Gradius: Deluxe Pack for example, considered to be one of the best SHMUP’s on the system, is actually a title I had to import. Although the North American product line is good, and continually surprises me, I still find it upsetting that some of the best games never got released here. Of course as long as we are on this subject, let me go back to that cartridge slot behind the CD door I just mentioned. This slot isn’t for backward compatibility with old Sega carts, but rather is for a RAM expansion module. You see my above Gradius: Deluxe Pack CD-ROM, currently can’t operate on my Saturn until I get one of these carts. Apparently, the North American Saturn is under-power compared to it’s Japanese counterpart.

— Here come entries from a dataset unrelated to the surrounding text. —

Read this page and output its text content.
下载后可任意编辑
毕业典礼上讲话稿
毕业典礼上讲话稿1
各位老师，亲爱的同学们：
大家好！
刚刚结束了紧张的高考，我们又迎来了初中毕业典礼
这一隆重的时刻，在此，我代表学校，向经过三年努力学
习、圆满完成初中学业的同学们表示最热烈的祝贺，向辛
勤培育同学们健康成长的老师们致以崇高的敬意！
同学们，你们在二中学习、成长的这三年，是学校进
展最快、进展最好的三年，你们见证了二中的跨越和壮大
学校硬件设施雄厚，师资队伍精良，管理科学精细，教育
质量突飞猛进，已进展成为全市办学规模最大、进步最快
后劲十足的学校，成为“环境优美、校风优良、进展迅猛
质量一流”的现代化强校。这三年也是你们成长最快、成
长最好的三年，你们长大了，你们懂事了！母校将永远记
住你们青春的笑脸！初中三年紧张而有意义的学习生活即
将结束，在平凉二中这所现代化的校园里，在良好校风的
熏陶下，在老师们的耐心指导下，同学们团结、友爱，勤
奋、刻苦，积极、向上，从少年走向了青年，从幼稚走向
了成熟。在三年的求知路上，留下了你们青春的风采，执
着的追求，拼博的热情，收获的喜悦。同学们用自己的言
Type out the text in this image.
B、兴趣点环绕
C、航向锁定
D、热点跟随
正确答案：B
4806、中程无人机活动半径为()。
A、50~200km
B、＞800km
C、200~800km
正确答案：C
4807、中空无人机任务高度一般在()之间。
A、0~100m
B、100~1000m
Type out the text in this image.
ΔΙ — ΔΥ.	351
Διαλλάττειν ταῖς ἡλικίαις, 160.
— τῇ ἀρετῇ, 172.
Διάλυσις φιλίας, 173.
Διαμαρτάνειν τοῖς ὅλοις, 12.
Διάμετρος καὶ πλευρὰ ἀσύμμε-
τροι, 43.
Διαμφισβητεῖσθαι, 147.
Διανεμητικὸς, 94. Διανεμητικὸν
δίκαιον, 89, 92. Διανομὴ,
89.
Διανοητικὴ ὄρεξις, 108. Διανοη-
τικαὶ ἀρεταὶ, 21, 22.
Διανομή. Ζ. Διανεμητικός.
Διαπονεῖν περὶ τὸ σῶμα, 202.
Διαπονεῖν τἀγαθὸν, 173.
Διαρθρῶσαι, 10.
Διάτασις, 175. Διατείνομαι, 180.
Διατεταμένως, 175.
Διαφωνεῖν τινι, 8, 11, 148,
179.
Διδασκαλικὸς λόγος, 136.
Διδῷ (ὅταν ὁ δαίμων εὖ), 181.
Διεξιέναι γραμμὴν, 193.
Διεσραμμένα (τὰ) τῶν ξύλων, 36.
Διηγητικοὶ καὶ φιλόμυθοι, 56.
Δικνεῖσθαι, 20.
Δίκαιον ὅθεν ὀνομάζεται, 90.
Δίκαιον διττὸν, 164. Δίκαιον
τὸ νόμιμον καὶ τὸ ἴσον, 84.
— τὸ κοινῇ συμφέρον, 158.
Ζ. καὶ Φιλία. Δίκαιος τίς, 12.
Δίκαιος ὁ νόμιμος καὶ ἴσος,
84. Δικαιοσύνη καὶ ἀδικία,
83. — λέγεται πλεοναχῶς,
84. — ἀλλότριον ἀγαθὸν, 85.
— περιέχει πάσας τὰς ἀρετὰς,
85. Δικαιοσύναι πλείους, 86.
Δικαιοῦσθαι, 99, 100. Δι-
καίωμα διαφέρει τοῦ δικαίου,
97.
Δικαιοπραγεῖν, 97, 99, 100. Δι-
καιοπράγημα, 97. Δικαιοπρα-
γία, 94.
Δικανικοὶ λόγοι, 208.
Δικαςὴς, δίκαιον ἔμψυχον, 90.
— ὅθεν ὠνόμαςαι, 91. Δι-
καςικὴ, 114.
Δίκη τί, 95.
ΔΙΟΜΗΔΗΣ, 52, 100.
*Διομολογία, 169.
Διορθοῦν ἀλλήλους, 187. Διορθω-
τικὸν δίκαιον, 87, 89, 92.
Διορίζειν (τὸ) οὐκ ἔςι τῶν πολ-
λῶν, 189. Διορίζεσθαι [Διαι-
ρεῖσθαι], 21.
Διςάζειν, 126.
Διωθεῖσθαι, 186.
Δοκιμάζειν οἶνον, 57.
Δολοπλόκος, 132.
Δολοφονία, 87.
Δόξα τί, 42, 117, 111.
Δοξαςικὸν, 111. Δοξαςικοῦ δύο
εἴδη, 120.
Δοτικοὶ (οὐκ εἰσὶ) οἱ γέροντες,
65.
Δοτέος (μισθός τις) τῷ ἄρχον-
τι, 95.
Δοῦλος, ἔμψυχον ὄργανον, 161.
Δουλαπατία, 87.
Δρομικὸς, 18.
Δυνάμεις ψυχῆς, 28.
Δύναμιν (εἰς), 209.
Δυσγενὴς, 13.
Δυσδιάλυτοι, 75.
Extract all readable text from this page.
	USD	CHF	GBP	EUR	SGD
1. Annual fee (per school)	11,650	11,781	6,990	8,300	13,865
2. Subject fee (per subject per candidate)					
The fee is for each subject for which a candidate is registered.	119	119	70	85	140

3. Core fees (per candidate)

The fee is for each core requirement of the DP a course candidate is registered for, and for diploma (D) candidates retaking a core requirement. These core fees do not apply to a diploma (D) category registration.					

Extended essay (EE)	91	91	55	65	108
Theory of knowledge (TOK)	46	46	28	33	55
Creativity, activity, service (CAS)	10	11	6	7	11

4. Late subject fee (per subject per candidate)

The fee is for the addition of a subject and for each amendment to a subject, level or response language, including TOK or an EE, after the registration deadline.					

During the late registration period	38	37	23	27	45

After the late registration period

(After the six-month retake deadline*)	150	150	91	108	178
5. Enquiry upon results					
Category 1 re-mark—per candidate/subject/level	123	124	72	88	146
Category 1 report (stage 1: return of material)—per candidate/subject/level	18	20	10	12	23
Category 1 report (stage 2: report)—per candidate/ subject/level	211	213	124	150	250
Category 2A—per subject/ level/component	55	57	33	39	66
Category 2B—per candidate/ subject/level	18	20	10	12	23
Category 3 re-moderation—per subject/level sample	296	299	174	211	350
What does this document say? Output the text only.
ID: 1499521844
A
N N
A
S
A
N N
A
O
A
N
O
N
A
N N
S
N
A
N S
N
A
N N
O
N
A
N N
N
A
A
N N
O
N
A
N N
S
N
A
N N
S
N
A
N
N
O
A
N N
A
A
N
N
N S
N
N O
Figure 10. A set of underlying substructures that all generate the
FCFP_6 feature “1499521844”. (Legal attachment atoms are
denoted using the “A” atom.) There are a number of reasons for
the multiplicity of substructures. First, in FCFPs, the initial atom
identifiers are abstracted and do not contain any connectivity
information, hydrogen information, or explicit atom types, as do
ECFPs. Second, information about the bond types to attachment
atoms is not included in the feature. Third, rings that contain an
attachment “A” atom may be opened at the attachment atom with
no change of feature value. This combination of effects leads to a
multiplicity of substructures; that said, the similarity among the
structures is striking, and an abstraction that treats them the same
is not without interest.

Although a bit peeved and unimpressed by the small North America library, and the RAM issue I still will tell you that the Saturn is a nice system. As a Sega fan and/or collector the Saturn is an important link in Sega’s history and decline following the Genesis, and before it’s beloved swan song the Dreamcast. The system does tend to command a slightly higher price than other similar systems like the N64 and PS1, but is no where near as pricey as a Neo Geo AES, or an Amiga CD32, so you should be able to pick one up for under a $100 out of box and with the basics of eBay.